First, install all dependencies by

pip install -r norml/requirements.txt

The HalfCheetah environment requires Mujoco, so make sure you also followed the proper instructions to install mujoco and mujoco-py.

You can start training from scratch by

python -m norml.train_maml --config MOVE_POINT_ROTATE_MAML --logs maml_checkpoints

Where config should be one of the configs defined in config_maml.py. The config string is of the type {ENV_NAME}_{ALG_NAME}, where ENV_NAME is one of MOVE_POINT_ROTATE, MOVE_POINT_ROTATE_SPARSE, CARTPOLE_SENSOR, HALFCHEETAH_MOTOR and ALG_NAME is one of DR, MAML, MAML_OFFSET, MAML_LAF, NORML as mentioned in the paper.

MOVE_POINT_ROTATE are fast to train and can converge within minutes. Training MOVE_POINT_ROTATE_SPARSE and CARTPOLE_SENSOR can take as long as a day. The Halfcheetah training was done via parallelized workers on a cloud server, and can take a long time on a single machine.

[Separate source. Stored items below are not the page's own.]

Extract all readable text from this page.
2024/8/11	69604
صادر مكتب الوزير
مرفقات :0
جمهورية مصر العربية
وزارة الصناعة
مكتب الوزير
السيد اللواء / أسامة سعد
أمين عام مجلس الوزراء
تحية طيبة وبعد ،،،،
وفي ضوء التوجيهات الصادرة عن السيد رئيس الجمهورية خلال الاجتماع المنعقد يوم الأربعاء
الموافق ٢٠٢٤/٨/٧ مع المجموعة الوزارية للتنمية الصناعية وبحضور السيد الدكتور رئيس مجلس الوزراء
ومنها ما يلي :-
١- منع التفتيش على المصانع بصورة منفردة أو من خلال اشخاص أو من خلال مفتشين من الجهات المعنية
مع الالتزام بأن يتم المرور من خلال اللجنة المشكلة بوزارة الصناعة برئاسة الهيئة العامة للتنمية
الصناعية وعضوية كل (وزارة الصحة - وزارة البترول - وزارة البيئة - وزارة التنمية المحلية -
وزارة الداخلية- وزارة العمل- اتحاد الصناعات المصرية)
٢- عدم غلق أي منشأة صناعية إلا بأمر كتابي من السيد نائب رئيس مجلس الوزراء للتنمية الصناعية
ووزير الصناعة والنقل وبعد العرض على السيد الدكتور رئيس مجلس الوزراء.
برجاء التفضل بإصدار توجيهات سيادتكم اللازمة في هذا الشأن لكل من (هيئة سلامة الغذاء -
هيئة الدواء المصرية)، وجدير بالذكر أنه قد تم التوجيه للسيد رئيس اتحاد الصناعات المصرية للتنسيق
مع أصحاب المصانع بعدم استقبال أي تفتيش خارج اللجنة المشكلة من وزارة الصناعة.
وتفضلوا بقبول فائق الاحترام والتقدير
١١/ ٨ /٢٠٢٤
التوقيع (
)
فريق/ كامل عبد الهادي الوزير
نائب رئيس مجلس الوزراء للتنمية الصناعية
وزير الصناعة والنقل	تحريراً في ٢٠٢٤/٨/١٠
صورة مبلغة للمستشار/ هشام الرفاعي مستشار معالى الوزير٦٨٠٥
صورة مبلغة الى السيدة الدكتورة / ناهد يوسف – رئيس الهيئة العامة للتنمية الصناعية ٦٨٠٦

We also provide a convenient script to evaluate the training performance:

python -m norml.eval_maml \
--model_dir norml/example_checkpoints/move_point_rotate_sparse/norml/all_weights.ckpt-991 \
--output_dir maml_eval_results \
--render=True \
--num_finetune_steps 1 \
--test_task_index 0 \
--eval_finetune=True

You should be able to see states/actions logs and an optional rendered video in the maml_eval_results folder.

Citing

If you use this code in your research, please cite the following paper:

Yang, Y., Caluwaerts, K., Iscen, A., Tan, J. & Finn, C. (2019). NoRML: No-Reward Meta Learning.

@article{yang2019norml,
  title={NoRML: No-Reward Meta Learning},
  author={Yang, Yuxiang and Caluwaerts, Ken and Iscen, Atil and Tan, Jie and Finn, Chelsea},
  journal={arXiv preprint arXiv:1903.01063},
  year={2019}
}

Disclaimer: This is not an official Google product.